Modifying application workflow to use TabActivity

This question actually has two parts.
The first part:
I've been developing my first app for a couple of weeks now. I have 5 screens and everything seems well. However, I'm considering changing the app's navigation to a TabView.
I haven't delved much into it, but I'm hoping someone can save me a little bit of time. It seems that people don't generally place Activities inside each tab. They simply point the tab content to a View. This is where my major setbacks are. 1) I already have Activity classes full of code and 2) I can't quickly guess how the structure of an app using TabView looks. For example, where do I put the handler code for clicking a button on a View? Does it all just get dumped into the TabView Activity somehow?

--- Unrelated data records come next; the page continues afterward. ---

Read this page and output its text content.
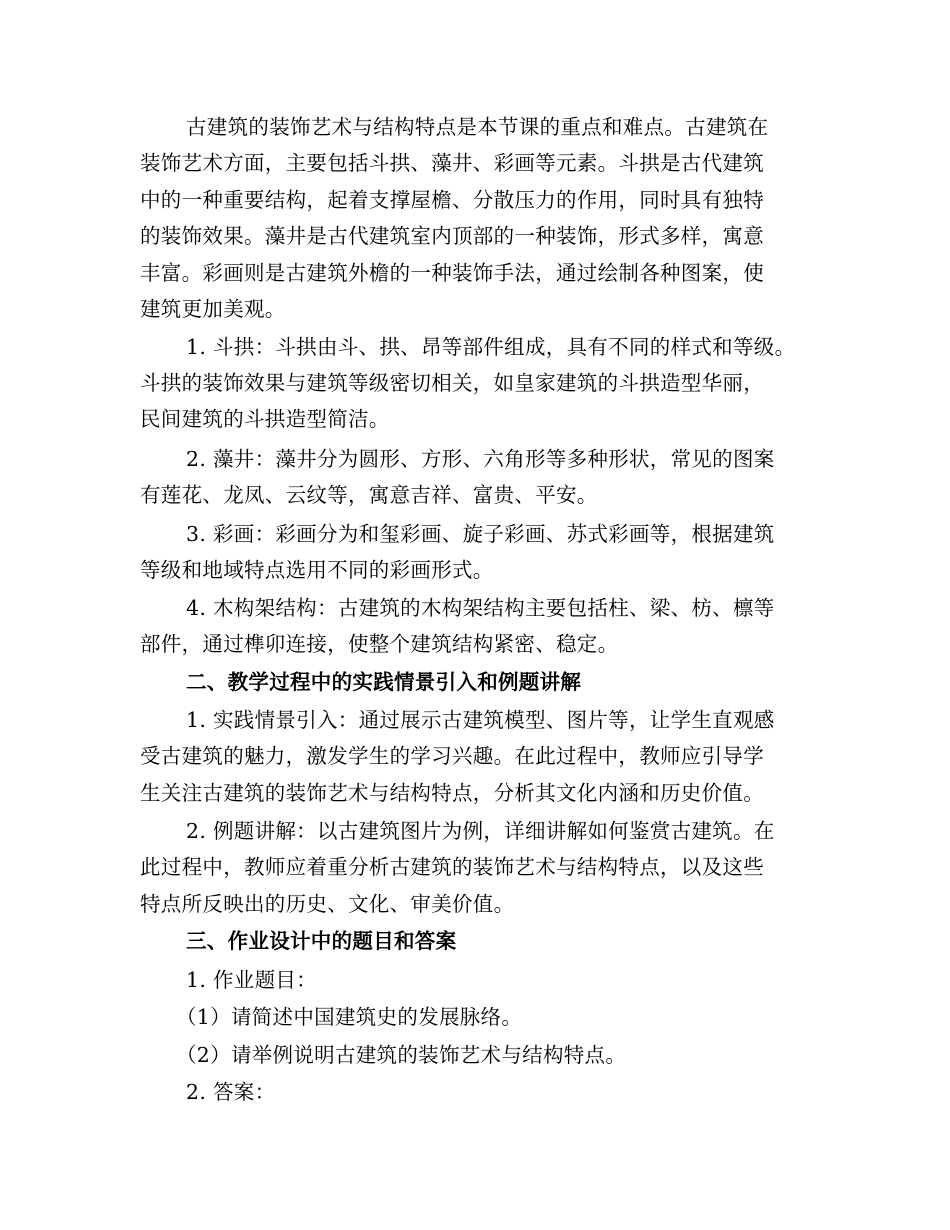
古建筑的装饰艺术与结构特点是本节课的重点和难点。古建筑在
装饰艺术方面，主要包括斗拱、藻井、彩画等元素。斗拱是古代建筑
中的一种重要结构，起着支撑屋檐、分散压力的作用，同时具有独特
的装饰效果。藻井是古代建筑室内顶部的一种装饰，形式多样，寓意
丰富。彩画则是古建筑外檐的一种装饰手法，通过绘制各种图案，使
建筑更加美观。
1. 斗拱：斗拱由斗、拱、昂等部件组成，具有不同的样式和等级。
斗拱的装饰效果与建筑等级密切相关，如皇家建筑的斗拱造型华丽，
民间建筑的斗拱造型简洁。
2. 藻井：藻井分为圆形、方形、六角形等多种形状，常见的图案
有莲花、龙凤、云纹等，寓意吉祥、富贵、平安。
3. 彩画：彩画分为和玺彩画、旋子彩画、苏式彩画等，根据建筑
等级和地域特点选用不同的彩画形式。
4. 木构架结构：古建筑的木构架结构主要包括柱、梁、枋、檩等
部件，通过榫卯连接，使整个建筑结构紧密、稳定。
二、教学过程中的实践情景引入和例题讲解
1. 实践情景引入：通过展示古建筑模型、图片等，让学生直观感
受古建筑的魅力，激发学生的学习兴趣。在此过程中，教师应引导学
生关注古建筑的装饰艺术与结构特点，分析其文化内涵和历史价值。
2. 例题讲解：以古建筑图片为例，详细讲解如何鉴赏古建筑。在
此过程中，教师应着重分析古建筑的装饰艺术与结构特点，以及这些
特点所反映出的历史、文化、审美价值。
三、作业设计中的题目和答案
1. 作业题目：
（1）请简述中国建筑史的发展脉络。
（2）请举例说明古建筑的装饰艺术与结构特点。
2. 答案：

What I would like is if you could please give me a quick synopsis of what I'm looking at doing, answers to any questions you think I may have, and point me toward some resources for creating TabView applications. A quick Google search really just shows me how to create a TabView Activity and add a couple tabs to it. The code doesn't go any deeper. For example, say I have a layout xml to show in one of my tab's content pane, where does the code go for clicking a button I have in that layout?
The second part:
I've added a TabActivity to wrap the Activities I currently have in. At the moment I have Activities populating the content of my tabs (though ultimately I'd like to do this in the most efficient fashion, which doesn't seem to be having Activities be tab content). I've noticed something rather annoying. My MAIN Activity is an Activity I wrote for my user to log in to their account. After logging in, they are taken to my Tab Activity. Here is what happens:
When I am on my Tab Activity and I "minimize" the app by clicking the Home button and then launch it again, I don't get taken back to the Tab Activity. I get taken to my log in Activity. Why? I don't have the launchMode of my Tab Activity set to singleInstance... or is it singleInstance by default? How can I make the app re-launch showing the Tab Activity (ideally by setting some parameter, assuming I'm doing something wrong, and not having to save this data off somewhere and reading it and programmatically telling it what to go to)?

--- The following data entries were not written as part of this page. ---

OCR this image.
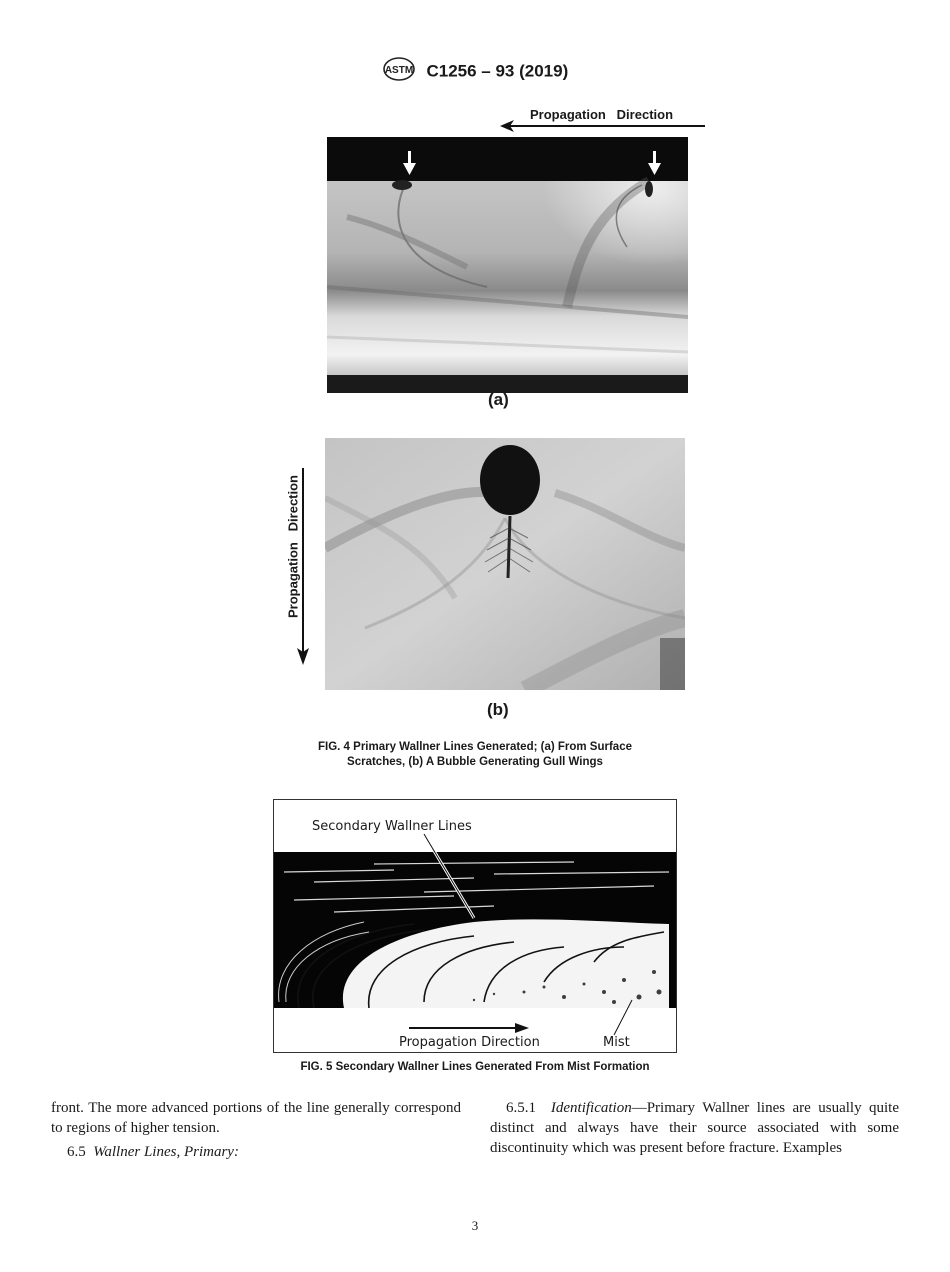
ASTM C1256 – 93 (2019)
Propagation   Direction
(a)
Propagation   Direction
(b)
FIG. 4 Primary Wallner Lines Generated; (a) From Surface
Scratches, (b) A Bubble Generating Gull Wings
Secondary Wallner Lines
Propagation Direction	Mist
FIG. 5 Secondary Wallner Lines Generated From Mist Formation

front. The more advanced portions of the line generally correspond to regions of higher tension.

6.5 Wallner Lines, Primary:

6.5.1 Identification—Primary Wallner lines are usually quite distinct and always have their source associated with some discontinuity which was present before fracture. Examples

3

Thank you for all your time and help
I don't have a comment on the advisability avoiding the use of sub-activities in TabActivity. As for handlers -- if you aren't going to embed views instead of activities, then all the android:onclick type handler settings in your layout XML will call methods on the TabActivity. This is because they go to methods on the views' Context, which is the generally the nearest containing Activity. If you want to split your code up further without using Activities, I believe you'll have to use findViewById calls on the tab content views after you've set them up, and bind the handlers manually from there in your code.